The bottom line, Crummer says, is that she's just acting, but if her portrayal of Joanne is believable enough for people to think that she really is gay, she's perfectly fine with that.
"Perhaps playing this role is the sort of scandal that I need right now. I don't have a problem if people think I'm gay, because I've got nothing to worry about. I love gay people, they've been such loyal fans to me."
And she does value her fans dearly - from those who queued down the street in their hundreds to laugh and sing along with the all-girl band When The Cat's Away in the late 1980s, to those who still stop her on the street to ask if she's Annie Crummer and question where she's been all these years.
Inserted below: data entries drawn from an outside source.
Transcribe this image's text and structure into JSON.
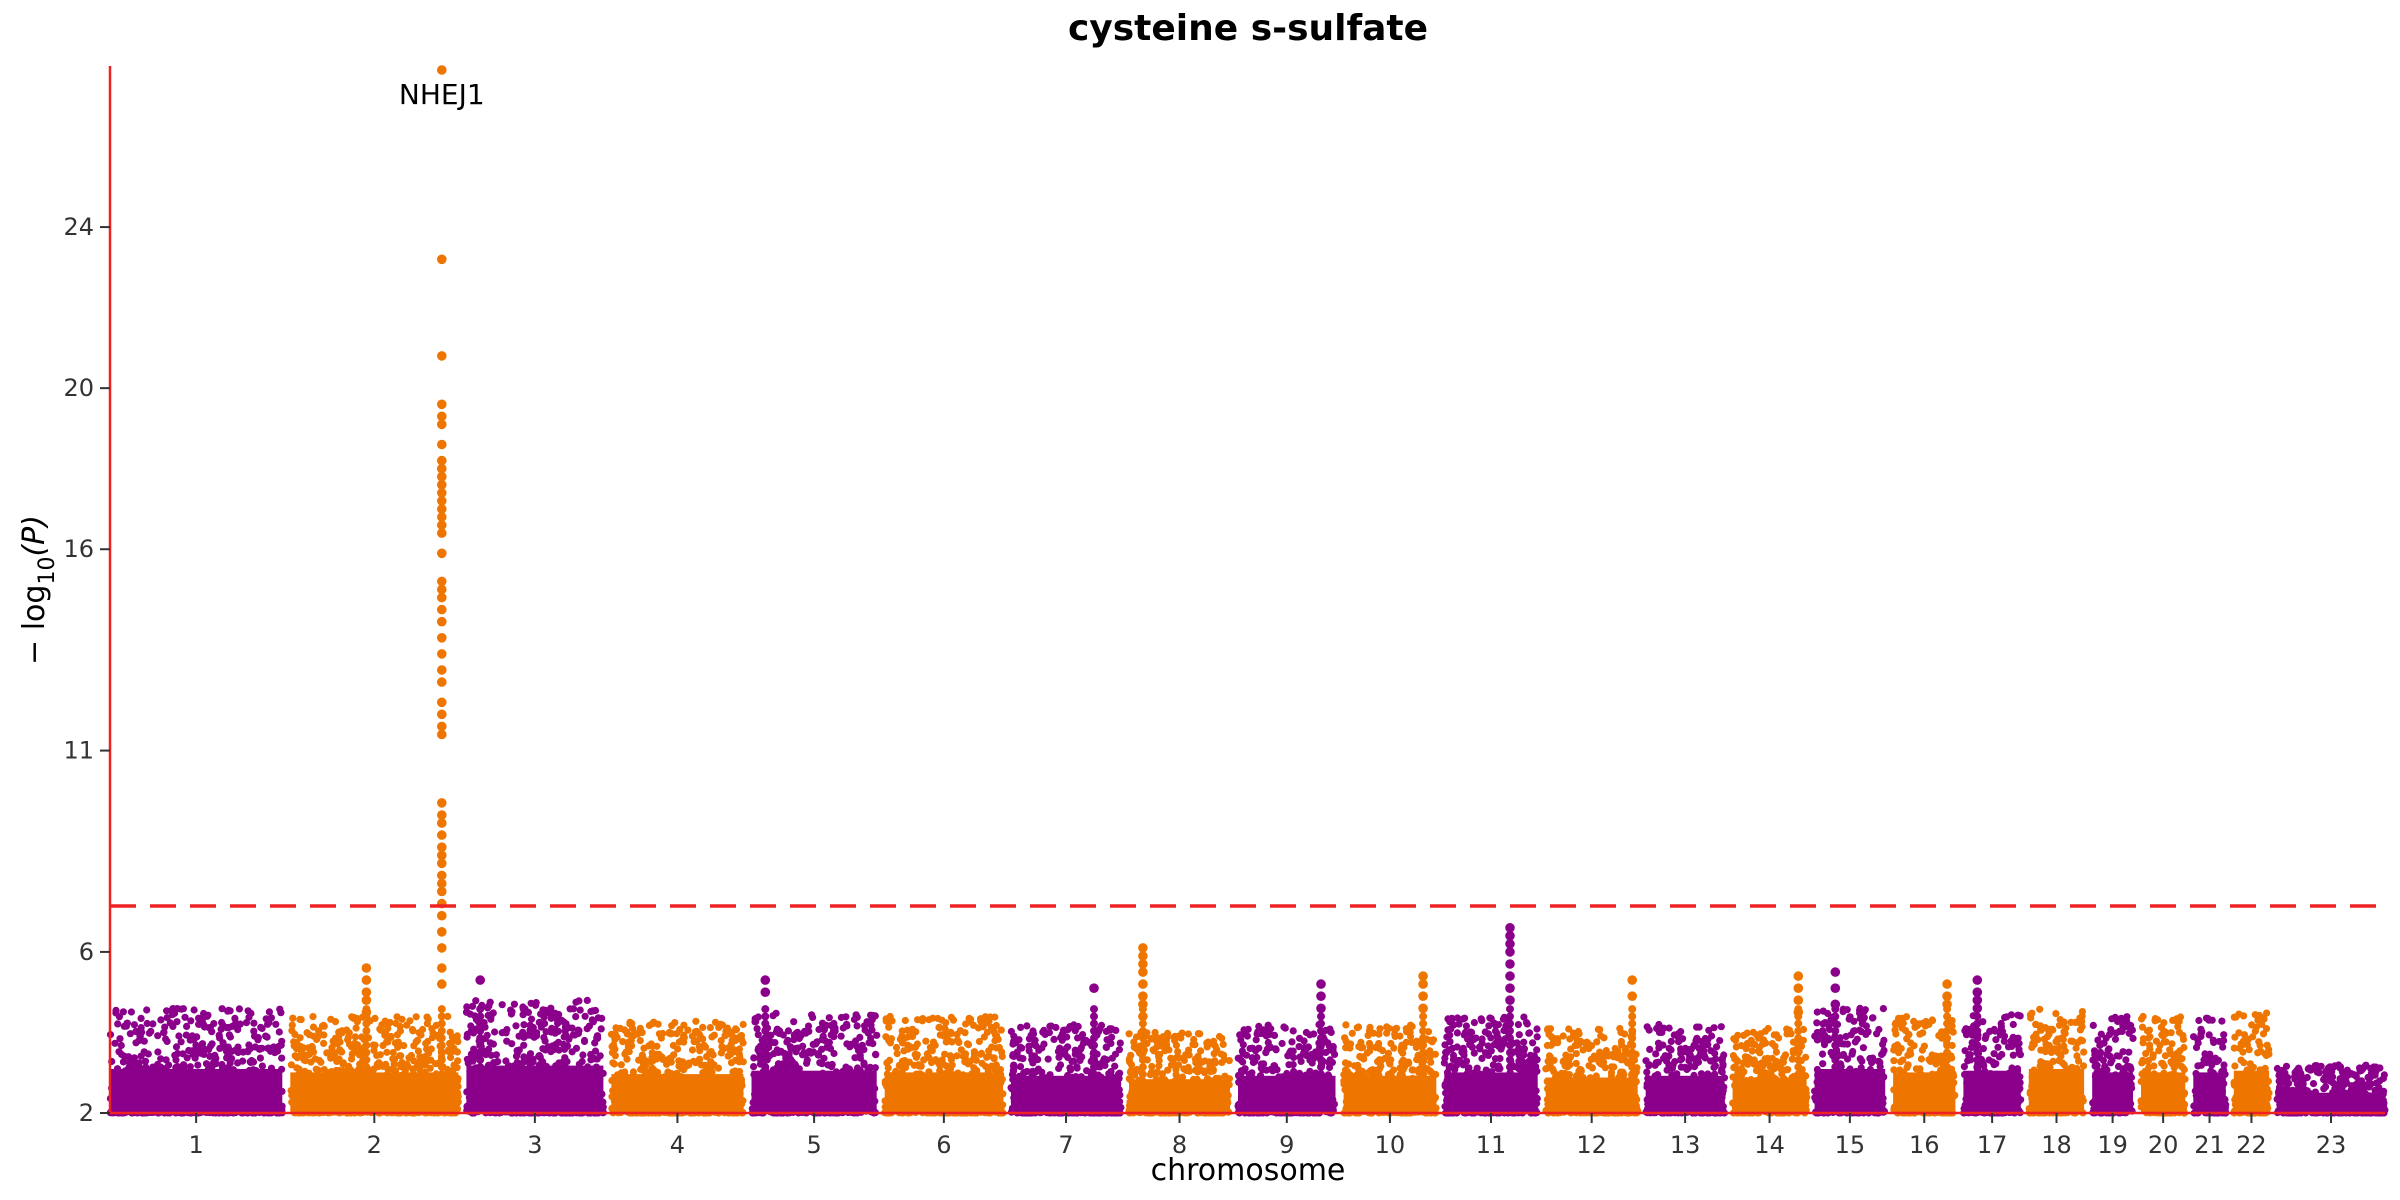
{
  "chart_data": {
    "type": "scatter",
    "title": "cysteine s-sulfate",
    "xlabel": "chromosome",
    "ylabel": "− log10(P)",
    "ylabel_parts": {
      "prefix": "− log",
      "sub": "10",
      "suffix": "(P)"
    },
    "y_ticks": [
      2,
      6,
      11,
      16,
      20,
      24
    ],
    "ylim": [
      2,
      28
    ],
    "significance_threshold": 7.3,
    "threshold_style": "dashed",
    "grid": false,
    "colors": {
      "odd_chrom": "#8B008B",
      "even_chrom": "#EE7600",
      "axis": "#EE2222",
      "threshold": "#EE2222"
    },
    "chromosomes": [
      "1",
      "2",
      "3",
      "4",
      "5",
      "6",
      "7",
      "8",
      "9",
      "10",
      "11",
      "12",
      "13",
      "14",
      "15",
      "16",
      "17",
      "18",
      "19",
      "20",
      "21",
      "22",
      "23"
    ],
    "chrom_lengths_mb": [
      249,
      243,
      198,
      191,
      181,
      171,
      159,
      146,
      141,
      134,
      135,
      133,
      114,
      107,
      102,
      90,
      83,
      80,
      59,
      64,
      47,
      51,
      156
    ],
    "chrom_baseline_max": [
      4.6,
      4.4,
      4.8,
      4.3,
      4.5,
      4.4,
      4.2,
      4.0,
      4.2,
      4.2,
      4.4,
      4.1,
      4.2,
      4.1,
      4.6,
      4.4,
      4.5,
      4.6,
      4.4,
      4.4,
      4.4,
      4.5,
      3.2
    ],
    "annotations": [
      {
        "label": "NHEJ1",
        "chrom": "2",
        "pos_mb": 219,
        "neglog10p": 27.9
      }
    ],
    "peaks": [
      {
        "chrom": "2",
        "pos_mb": 219,
        "values": [
          27.9,
          23.2,
          20.8,
          19.6,
          19.3,
          19.1,
          18.6,
          18.2,
          18.0,
          17.8,
          17.6,
          17.4,
          17.2,
          17.0,
          16.8,
          16.6,
          16.4,
          15.9,
          15.2,
          15.0,
          14.8,
          14.5,
          14.2,
          13.8,
          13.4,
          13.0,
          12.7,
          12.2,
          11.9,
          11.6,
          11.4,
          9.7,
          9.4,
          9.2,
          8.9,
          8.6,
          8.4,
          8.2,
          7.9,
          7.7,
          7.5,
          7.2,
          6.9,
          6.5,
          6.1,
          5.6,
          5.2
        ]
      },
      {
        "chrom": "2",
        "pos_mb": 110,
        "values": [
          5.6,
          5.3,
          5.0,
          4.8,
          4.5
        ]
      },
      {
        "chrom": "8",
        "pos_mb": 20,
        "values": [
          6.1,
          5.9,
          5.7,
          5.5,
          5.2,
          4.9,
          4.7,
          4.4
        ]
      },
      {
        "chrom": "11",
        "pos_mb": 95,
        "values": [
          6.6,
          6.4,
          6.2,
          6.0,
          5.7,
          5.4,
          5.1,
          4.8
        ]
      },
      {
        "chrom": "10",
        "pos_mb": 115,
        "values": [
          5.4,
          5.2,
          4.9,
          4.6
        ]
      },
      {
        "chrom": "14",
        "pos_mb": 95,
        "values": [
          5.4,
          5.1,
          4.8,
          4.5
        ]
      },
      {
        "chrom": "15",
        "pos_mb": 30,
        "values": [
          5.5,
          5.1,
          4.7
        ]
      },
      {
        "chrom": "17",
        "pos_mb": 20,
        "values": [
          5.3,
          5.0,
          4.8,
          4.6
        ]
      },
      {
        "chrom": "16",
        "pos_mb": 78,
        "values": [
          5.2,
          4.9,
          4.7
        ]
      },
      {
        "chrom": "3",
        "pos_mb": 20,
        "values": [
          5.3
        ]
      },
      {
        "chrom": "5",
        "pos_mb": 20,
        "values": [
          5.3,
          5.0
        ]
      },
      {
        "chrom": "7",
        "pos_mb": 120,
        "values": [
          5.1
        ]
      },
      {
        "chrom": "12",
        "pos_mb": 125,
        "values": [
          5.3,
          4.9
        ]
      },
      {
        "chrom": "9",
        "pos_mb": 120,
        "values": [
          5.2,
          4.9,
          4.6
        ]
      }
    ]
  }
}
The truth is she never really went away. When she finished performing Rent in Australia, Crummer took on the role of Killer Queen in the musical We Will Rock You, receiving critical acclaim from none other than Queen's Roger Taylor and Brian May, whom she auditioned in front of.
"I was shitting, man. But when you get given an opportunity like that, you go out there and you give it your absolute best. You be the best you can be - you don't blow that opportunity."
The show took her around the world and kept her in work.
"For about five years I was on a working sabbatical. It was a holiday from my own solo career. I was in a Queen covers band if you like, blessed by the brothers themselves. I am so grateful for that, because you know, you make more money working for the man than you do working on your own projects."
Bubbling away, however, is Crummer's desire to return to making her own music. And although she's now working on a new solo album, she's brutally honest about just how difficult it is.
"I still have to re-prove myself because apparently I don't fit the criteria," she says of the disheartening and rigorous process of applying for funding grants.
"I might be a household name, but I still don't fit the criteria and they're afraid they'll get haters if I get given a grant because I used to be someone. There's all that stuff - it's just bullshit.
"And there's this fear of being hated by the cool mass," she adds, referring to what now seems to be the marker for whether or not you make it in the industry. "But I'm cool with my uncoolness, believe me. It seems too hard to be cool, not that I've tried ... "
Despite the knock-backs, Crummer has an admirable exuberance for what she does and has always done - entertain. She may not, as she claims, fit a certain criteria, be of a certain age or be able to deliver a chart-topping pop hit as she did 20-odd years ago, but she's a fighter. That alone makes her anything but uncool.
"I am resilient," she admits. "There was a time when I used to let it frickin' eat me up because I'm human. And it still hurts now. I don't even read reviews, I might not even read this, because I like to focus on what I'm doing. Whether you get praise or rip-downs ... You do the best you can, and you do it really well."
And when the curtain goes up for Rent on April 22, you'd better believe that's exactly what Annie Crummer will do.
Rent runs at the Civic in Auckland from April 22 to May 7.